Linking MPs’ expenses to the average wage
Author: Zoe Stavri
Published on Sep 03, 2012
The Independent Parliamentary Standards Authority (Ipsa) have launched a review into MPs’ salaries and pensions. The Daily Mail reports that one of the proposals they are considering is linking MPs’ salaries to the average wage. Under these proposals, MPs would receive a salary that is 2.5 times the national average wage. Ipsa will launch a formal consultation into the issue in the autumn.
At present, MPs’ salaries are reviewed annually. Sometimes they increase sharply compared to the average wage, while at other times there is a slow decline. Currently, MPs’ salary increases are lower than average wage inflation. Fixing their salaries to the average wage would remedy this issue.
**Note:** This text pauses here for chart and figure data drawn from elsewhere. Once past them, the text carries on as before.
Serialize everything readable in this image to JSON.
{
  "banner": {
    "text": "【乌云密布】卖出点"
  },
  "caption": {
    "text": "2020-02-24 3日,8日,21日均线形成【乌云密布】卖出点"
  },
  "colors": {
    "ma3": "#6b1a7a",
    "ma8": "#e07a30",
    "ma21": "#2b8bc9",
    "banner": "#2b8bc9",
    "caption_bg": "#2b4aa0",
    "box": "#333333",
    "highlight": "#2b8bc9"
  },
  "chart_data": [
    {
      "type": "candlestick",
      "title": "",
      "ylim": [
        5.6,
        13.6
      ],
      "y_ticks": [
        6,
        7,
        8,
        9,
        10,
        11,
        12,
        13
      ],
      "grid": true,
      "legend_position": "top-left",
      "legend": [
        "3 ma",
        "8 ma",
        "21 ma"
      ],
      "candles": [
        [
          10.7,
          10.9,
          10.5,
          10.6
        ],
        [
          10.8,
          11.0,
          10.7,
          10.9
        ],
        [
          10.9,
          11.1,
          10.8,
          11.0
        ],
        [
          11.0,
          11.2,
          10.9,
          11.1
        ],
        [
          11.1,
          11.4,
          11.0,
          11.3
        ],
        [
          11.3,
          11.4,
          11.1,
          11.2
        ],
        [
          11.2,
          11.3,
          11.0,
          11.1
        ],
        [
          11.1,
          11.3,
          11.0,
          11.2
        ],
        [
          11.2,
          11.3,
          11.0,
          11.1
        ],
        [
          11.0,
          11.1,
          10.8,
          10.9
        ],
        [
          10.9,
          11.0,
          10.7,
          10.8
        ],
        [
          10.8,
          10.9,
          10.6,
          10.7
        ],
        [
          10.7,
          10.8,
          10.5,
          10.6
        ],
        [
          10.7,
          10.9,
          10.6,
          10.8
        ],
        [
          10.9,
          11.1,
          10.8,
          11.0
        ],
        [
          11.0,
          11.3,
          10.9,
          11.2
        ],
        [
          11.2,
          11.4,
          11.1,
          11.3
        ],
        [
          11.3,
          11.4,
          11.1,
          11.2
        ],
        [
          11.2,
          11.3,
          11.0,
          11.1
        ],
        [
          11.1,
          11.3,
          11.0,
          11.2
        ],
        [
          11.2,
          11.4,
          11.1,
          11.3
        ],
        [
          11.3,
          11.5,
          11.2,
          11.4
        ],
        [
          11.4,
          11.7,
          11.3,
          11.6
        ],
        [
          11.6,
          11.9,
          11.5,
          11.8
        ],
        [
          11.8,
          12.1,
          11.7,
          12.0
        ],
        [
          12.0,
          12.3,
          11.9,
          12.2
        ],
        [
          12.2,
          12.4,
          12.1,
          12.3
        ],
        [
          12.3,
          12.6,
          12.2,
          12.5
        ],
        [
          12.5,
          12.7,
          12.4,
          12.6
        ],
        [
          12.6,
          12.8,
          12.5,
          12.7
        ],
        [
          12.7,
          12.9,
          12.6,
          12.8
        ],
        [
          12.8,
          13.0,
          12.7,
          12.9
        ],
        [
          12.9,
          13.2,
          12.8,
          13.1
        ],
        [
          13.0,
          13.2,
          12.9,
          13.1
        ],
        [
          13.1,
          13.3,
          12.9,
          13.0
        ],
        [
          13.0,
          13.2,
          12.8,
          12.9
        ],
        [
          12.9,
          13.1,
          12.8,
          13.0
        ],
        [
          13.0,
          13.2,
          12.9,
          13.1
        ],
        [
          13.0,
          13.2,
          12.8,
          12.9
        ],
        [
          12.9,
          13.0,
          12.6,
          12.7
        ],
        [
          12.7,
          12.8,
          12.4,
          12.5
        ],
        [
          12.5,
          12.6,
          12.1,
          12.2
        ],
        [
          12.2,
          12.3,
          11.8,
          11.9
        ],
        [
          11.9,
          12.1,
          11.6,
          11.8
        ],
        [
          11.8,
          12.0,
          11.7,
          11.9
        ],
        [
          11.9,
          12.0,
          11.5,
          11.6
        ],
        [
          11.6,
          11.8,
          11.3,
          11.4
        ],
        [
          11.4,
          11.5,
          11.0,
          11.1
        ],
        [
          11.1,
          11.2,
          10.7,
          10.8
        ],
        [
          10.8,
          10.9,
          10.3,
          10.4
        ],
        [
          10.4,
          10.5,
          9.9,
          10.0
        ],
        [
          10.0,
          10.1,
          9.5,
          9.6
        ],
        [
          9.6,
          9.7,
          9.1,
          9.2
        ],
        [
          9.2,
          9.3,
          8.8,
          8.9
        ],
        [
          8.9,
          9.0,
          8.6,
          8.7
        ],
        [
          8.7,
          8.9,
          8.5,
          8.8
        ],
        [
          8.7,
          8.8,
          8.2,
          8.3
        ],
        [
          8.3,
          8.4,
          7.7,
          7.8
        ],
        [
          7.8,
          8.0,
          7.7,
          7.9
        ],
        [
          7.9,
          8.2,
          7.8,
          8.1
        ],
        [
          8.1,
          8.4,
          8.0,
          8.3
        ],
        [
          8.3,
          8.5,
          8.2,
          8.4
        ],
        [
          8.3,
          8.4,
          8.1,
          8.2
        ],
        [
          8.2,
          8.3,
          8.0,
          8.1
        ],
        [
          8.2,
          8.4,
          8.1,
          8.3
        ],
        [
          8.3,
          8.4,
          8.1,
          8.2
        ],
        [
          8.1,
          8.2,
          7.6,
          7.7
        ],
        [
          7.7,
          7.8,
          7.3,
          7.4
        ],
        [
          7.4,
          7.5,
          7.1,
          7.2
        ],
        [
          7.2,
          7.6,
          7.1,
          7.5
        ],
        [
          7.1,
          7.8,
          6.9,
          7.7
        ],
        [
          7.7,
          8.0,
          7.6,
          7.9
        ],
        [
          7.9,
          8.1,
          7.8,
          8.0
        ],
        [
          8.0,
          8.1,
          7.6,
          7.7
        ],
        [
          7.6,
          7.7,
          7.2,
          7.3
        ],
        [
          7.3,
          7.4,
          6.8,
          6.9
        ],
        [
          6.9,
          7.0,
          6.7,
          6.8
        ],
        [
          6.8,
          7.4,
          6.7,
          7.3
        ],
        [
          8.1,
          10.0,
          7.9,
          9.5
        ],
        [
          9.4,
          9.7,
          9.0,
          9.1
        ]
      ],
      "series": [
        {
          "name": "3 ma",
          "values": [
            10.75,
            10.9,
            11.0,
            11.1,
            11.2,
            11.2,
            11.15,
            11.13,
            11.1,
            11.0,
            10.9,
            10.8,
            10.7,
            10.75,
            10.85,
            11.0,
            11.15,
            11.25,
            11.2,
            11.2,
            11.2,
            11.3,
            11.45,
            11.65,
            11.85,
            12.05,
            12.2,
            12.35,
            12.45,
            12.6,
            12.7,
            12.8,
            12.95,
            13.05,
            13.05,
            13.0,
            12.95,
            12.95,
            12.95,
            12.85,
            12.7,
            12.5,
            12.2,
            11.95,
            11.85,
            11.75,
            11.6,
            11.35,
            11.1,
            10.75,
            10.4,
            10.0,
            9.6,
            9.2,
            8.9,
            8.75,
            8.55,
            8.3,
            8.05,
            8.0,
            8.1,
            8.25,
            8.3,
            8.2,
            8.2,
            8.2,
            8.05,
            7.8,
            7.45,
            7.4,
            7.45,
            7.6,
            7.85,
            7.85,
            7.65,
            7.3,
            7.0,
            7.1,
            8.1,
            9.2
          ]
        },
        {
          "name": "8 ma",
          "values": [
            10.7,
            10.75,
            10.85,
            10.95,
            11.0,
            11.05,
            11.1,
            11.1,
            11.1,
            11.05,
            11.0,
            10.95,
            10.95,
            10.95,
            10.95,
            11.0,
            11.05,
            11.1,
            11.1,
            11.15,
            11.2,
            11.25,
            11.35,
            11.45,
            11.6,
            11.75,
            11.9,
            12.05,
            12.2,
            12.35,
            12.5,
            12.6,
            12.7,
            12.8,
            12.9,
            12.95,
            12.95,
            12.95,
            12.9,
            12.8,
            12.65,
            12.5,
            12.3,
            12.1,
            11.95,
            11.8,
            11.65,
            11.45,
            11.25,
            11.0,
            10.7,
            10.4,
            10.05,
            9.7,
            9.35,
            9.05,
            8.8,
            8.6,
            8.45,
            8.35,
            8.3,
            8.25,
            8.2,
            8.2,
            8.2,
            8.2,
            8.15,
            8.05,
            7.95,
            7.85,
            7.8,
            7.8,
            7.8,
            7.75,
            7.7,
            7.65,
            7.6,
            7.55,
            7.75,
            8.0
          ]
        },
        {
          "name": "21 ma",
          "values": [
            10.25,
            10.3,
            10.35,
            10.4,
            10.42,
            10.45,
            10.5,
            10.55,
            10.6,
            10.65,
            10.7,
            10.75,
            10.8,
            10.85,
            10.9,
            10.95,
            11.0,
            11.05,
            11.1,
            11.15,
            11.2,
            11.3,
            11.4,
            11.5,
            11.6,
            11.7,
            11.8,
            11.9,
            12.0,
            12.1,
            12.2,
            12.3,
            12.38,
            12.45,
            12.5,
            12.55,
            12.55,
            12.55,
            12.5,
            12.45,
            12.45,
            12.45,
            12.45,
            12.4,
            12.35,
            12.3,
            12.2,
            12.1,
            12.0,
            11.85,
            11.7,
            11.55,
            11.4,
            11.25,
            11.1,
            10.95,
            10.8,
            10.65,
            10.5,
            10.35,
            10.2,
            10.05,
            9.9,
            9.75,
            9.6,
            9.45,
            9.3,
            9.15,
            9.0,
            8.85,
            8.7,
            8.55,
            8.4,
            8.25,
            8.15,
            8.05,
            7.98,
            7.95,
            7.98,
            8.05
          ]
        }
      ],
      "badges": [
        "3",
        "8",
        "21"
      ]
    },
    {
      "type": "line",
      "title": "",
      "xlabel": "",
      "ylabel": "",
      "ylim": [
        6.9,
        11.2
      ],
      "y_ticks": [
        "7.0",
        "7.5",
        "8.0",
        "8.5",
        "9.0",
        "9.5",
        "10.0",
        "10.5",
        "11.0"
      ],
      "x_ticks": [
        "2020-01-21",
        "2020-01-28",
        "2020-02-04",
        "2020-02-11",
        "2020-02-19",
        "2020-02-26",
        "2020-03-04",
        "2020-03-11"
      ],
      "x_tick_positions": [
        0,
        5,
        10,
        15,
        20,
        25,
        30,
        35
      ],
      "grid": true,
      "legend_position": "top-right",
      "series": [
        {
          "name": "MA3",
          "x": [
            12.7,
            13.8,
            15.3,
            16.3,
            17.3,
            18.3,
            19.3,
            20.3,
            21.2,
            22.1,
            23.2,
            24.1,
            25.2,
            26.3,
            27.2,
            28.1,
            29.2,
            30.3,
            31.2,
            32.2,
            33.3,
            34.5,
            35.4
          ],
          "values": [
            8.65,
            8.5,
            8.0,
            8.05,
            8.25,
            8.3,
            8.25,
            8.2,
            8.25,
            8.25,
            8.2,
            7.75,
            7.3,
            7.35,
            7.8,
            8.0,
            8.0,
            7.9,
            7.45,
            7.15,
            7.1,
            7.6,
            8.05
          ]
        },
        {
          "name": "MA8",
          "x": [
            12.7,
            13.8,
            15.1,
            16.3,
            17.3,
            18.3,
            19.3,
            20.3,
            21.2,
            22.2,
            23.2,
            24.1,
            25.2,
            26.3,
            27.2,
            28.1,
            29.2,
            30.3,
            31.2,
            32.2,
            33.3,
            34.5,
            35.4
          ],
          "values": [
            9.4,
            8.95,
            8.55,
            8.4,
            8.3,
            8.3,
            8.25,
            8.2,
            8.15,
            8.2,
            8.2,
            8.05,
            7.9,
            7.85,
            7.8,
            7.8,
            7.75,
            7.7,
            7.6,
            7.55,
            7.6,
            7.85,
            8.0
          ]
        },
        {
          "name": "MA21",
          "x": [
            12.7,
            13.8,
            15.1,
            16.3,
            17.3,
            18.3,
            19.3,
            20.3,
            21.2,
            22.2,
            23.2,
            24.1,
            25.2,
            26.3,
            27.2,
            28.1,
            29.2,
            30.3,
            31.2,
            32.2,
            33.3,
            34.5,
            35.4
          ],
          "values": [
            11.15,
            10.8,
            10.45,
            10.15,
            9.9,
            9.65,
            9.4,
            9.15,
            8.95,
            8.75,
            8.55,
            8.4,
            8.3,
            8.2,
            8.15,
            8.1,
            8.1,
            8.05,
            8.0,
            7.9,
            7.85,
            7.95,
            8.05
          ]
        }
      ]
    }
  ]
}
It would also be easier to calculate.
There are important questions to be raised about the proposal though. Firstly, a practical issue: what sort of average wage should be used as a metric? From the Mail’s report, it appears that Ipsa are considering linking it to the median wage, which is calculated by putting wage data in ascending order; the median is the number in the middle. An alternative is the mean wage, although this is skewed by outliers. Due to a small number of highly-paid individuals, mean wage is higher, and is easily raised by increasing the number of ultra-rich individuals. Conversely, there is the modal wage, which is the most commonly-paid wage. This is much lower than the median wage, as it is skewed by the effect of employers paying minimum wage. Each type of average has its strengths and weaknesses, which is linked to the broader debate about how much MPs should be paid.
Secondly, should average wage be tied to national average wage, or should each MP be paid in relation to the average wage in their constituency? The argument for this is that MPs might be incentivised to raise living conditions of the people they are elected to represent. However, it is debatable how much influence MPs have over average wage, although it may incentivise MPs to move poorer people out of their constituencies. This could perhaps be solved by linking average wage to regions or nations, although regions with lower average wage are typically further from London, which would increase travel expenses for MPs travelling from their constituencies to Westminster.
And finally, is 2.5 times the average wage the right ratio? On the one hand, this vastly differs from the level of income earned by the majority of their constituents. However, fixing salaries lower could lead to turning being an MP into the pursuit of those who are already more economically advantaged. Furthermore, a lower salary might mean more creative uses of expenses.
Clearly there is a lot to talk about before a decision can be made. How do you think MPs should be paid?